I have know idea how they got them in the house. It never occurred to me to think of those things — the logistics of moving an organ, a clock. And just as I assumed this clock that coo-cooed on the hour was called a Grandfather clock because it was his, I thought it was a Grandma organ, because it was hers.
But it must have been fairly spectacular – this finding of an organ mover, a clock mover, to a farm house just outside of Alexandria, Minnesota. And they must have come through the front door – a door we never used, never even considered. And even if they came through this front door, there would have been a stoop to be navigated. A tiny hall before reaching the living room. But as I said, I didn’t think of it, how they got there. But I did count on it, them being there.

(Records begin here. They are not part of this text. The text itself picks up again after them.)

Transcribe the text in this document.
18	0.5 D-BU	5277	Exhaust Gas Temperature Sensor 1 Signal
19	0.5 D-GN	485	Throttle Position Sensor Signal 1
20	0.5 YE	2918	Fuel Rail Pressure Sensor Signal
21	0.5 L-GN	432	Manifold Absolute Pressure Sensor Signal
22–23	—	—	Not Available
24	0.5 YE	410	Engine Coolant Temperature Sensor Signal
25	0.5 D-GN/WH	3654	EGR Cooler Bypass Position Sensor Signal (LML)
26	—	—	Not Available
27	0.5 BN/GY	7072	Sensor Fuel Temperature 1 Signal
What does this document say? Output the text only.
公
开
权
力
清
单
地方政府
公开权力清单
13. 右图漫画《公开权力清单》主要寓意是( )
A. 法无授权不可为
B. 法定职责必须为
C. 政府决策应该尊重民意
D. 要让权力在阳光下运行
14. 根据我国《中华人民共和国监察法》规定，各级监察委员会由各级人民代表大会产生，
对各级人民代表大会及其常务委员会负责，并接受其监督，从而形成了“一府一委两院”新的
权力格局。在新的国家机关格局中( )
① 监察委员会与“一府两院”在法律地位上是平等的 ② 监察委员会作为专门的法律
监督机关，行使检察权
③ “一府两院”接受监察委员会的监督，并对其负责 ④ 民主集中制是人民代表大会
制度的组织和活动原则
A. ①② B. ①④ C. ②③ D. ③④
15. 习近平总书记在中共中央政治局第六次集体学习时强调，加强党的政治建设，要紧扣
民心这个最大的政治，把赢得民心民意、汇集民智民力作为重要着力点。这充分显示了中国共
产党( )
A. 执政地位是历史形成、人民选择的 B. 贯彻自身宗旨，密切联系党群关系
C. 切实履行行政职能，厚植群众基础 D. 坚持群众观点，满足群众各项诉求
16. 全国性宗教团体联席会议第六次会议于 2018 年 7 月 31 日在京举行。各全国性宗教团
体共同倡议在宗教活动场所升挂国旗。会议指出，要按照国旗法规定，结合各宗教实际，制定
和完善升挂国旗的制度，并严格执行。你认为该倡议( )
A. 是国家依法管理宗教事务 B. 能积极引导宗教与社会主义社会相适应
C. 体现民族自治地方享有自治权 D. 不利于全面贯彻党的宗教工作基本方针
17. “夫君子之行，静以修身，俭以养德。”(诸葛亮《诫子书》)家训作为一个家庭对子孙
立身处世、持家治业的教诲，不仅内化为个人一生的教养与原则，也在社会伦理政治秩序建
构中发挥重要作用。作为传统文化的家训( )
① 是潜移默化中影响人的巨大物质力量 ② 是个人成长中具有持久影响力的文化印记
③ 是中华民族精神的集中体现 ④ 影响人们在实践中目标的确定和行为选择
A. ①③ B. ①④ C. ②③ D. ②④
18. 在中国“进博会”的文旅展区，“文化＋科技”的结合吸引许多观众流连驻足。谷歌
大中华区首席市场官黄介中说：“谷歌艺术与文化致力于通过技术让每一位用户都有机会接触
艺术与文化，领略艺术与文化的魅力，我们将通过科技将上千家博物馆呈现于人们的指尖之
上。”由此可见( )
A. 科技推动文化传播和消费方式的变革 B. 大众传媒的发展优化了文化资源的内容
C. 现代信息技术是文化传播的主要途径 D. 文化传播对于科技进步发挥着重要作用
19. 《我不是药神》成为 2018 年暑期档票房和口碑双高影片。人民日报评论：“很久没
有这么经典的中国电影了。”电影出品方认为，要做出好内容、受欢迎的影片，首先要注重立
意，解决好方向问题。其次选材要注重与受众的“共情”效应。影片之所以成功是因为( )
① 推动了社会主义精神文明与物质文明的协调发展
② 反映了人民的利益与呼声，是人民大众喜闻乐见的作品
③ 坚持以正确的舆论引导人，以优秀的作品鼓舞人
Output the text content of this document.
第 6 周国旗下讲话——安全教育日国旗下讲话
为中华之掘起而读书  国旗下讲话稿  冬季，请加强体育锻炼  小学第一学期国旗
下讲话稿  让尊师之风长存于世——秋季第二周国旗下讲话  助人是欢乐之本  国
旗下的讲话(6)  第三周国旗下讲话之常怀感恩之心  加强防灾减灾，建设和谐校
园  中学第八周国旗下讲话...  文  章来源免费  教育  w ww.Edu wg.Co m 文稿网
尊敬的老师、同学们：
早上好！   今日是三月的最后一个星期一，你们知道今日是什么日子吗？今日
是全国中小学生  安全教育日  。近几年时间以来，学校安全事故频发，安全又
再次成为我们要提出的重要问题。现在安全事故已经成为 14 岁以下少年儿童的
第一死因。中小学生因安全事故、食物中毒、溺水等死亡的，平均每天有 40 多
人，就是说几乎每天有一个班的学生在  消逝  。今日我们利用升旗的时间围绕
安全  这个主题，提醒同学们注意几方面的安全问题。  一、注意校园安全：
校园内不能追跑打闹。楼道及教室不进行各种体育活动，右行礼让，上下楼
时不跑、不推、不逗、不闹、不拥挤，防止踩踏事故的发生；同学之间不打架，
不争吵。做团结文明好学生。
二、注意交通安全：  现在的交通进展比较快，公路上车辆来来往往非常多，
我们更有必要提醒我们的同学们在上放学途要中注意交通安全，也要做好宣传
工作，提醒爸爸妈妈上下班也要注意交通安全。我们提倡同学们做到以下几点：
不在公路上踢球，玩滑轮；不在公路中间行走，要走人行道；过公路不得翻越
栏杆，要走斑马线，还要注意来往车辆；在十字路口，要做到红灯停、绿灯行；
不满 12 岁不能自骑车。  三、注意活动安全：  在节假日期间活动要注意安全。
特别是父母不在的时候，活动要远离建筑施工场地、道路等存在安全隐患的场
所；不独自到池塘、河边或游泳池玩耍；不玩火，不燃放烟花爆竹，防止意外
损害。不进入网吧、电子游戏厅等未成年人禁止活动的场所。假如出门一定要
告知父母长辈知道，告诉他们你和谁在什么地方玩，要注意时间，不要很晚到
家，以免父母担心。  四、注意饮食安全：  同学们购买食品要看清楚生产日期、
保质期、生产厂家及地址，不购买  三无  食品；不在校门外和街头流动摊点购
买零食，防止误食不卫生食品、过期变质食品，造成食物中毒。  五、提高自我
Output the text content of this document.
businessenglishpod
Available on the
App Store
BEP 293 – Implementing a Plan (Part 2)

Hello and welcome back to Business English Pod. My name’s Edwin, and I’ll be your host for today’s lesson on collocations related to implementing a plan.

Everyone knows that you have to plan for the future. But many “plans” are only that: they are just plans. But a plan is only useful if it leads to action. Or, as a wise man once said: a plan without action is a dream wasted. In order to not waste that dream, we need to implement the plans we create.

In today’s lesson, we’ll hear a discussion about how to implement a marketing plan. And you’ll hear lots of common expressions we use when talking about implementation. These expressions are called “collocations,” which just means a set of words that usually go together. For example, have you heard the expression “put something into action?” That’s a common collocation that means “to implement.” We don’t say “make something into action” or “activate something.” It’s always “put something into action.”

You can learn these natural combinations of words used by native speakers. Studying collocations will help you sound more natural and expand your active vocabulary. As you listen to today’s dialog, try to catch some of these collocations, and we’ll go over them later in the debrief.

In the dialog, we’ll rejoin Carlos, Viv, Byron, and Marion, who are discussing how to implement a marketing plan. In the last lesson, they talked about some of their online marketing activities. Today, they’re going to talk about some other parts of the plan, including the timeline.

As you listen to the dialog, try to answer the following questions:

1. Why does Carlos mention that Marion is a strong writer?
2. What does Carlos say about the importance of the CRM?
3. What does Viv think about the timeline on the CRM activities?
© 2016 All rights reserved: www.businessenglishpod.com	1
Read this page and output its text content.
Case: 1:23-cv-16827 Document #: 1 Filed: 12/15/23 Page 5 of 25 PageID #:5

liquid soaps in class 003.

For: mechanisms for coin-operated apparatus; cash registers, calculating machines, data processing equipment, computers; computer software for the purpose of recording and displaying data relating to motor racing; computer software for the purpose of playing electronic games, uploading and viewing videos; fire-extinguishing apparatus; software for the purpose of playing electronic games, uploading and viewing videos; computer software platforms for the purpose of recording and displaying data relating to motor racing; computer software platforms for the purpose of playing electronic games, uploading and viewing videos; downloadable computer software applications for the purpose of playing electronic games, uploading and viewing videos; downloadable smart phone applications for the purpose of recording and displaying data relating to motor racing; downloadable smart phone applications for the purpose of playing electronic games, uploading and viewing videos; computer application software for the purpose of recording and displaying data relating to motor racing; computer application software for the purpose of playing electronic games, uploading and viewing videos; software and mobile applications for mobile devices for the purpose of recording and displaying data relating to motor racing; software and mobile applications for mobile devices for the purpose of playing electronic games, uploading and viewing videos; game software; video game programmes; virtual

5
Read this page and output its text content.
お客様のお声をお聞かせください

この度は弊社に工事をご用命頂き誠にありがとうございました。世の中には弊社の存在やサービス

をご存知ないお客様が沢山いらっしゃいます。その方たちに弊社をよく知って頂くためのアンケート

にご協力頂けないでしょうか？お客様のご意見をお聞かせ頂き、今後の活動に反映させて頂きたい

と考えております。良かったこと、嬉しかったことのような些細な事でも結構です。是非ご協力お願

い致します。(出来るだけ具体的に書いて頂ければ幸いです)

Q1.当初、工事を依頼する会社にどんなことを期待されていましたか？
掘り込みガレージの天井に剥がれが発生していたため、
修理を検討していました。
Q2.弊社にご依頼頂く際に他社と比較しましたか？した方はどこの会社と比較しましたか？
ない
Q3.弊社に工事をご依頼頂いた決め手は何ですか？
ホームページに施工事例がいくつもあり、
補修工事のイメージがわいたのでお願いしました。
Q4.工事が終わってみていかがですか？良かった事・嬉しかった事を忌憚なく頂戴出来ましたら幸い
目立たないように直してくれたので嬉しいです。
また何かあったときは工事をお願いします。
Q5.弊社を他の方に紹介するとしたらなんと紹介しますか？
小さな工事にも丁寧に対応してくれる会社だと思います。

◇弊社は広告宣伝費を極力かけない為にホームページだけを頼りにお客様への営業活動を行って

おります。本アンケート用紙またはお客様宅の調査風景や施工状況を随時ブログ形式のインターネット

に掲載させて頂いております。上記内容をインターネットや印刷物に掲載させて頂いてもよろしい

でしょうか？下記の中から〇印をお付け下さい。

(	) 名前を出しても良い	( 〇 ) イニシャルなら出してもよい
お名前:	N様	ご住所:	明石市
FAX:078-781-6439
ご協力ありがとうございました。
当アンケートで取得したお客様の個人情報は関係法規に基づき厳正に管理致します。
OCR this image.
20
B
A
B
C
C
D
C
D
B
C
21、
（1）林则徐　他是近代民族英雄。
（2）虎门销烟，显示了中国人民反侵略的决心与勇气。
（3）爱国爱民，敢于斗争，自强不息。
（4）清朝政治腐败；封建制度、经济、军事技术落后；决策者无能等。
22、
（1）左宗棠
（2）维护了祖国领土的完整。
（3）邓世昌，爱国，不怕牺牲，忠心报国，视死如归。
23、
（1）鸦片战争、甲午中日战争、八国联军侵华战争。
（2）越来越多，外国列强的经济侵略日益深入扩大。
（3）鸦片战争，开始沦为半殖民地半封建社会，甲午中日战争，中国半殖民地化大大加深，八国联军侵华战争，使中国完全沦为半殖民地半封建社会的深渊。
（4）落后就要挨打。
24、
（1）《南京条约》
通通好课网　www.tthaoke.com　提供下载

And that was the gift, I suppose. It was all an assurance. One I didn’t ask for, or prayed to keep, I just had it. I knew, without a doubt, what would be found in this house. Coats and overalls hanging in the entry. A kitchen table with uneven legs. Candy in the corner cupboard on the lazy-susan. Sugared cereal beneath the silverware drawer beside the kitchen sink, a kitchen sink that was forever filled with dishes. Something on the stove. Publisher’s Clearing house magazines on the dining room table. The hint of pipe tobacco and baked goods. Television on. A ticking clock. The hum of the organ at the ready. And a love, no matter how many doors or windows were left open, would never leave.
So it continues to be spectacular — this never knowing how it all got in — mostly the love. I just remember always having it. I still have it. And what a thing to move! To carry throughout a lifetime! Enough to make a heart ever coo-coo and hum.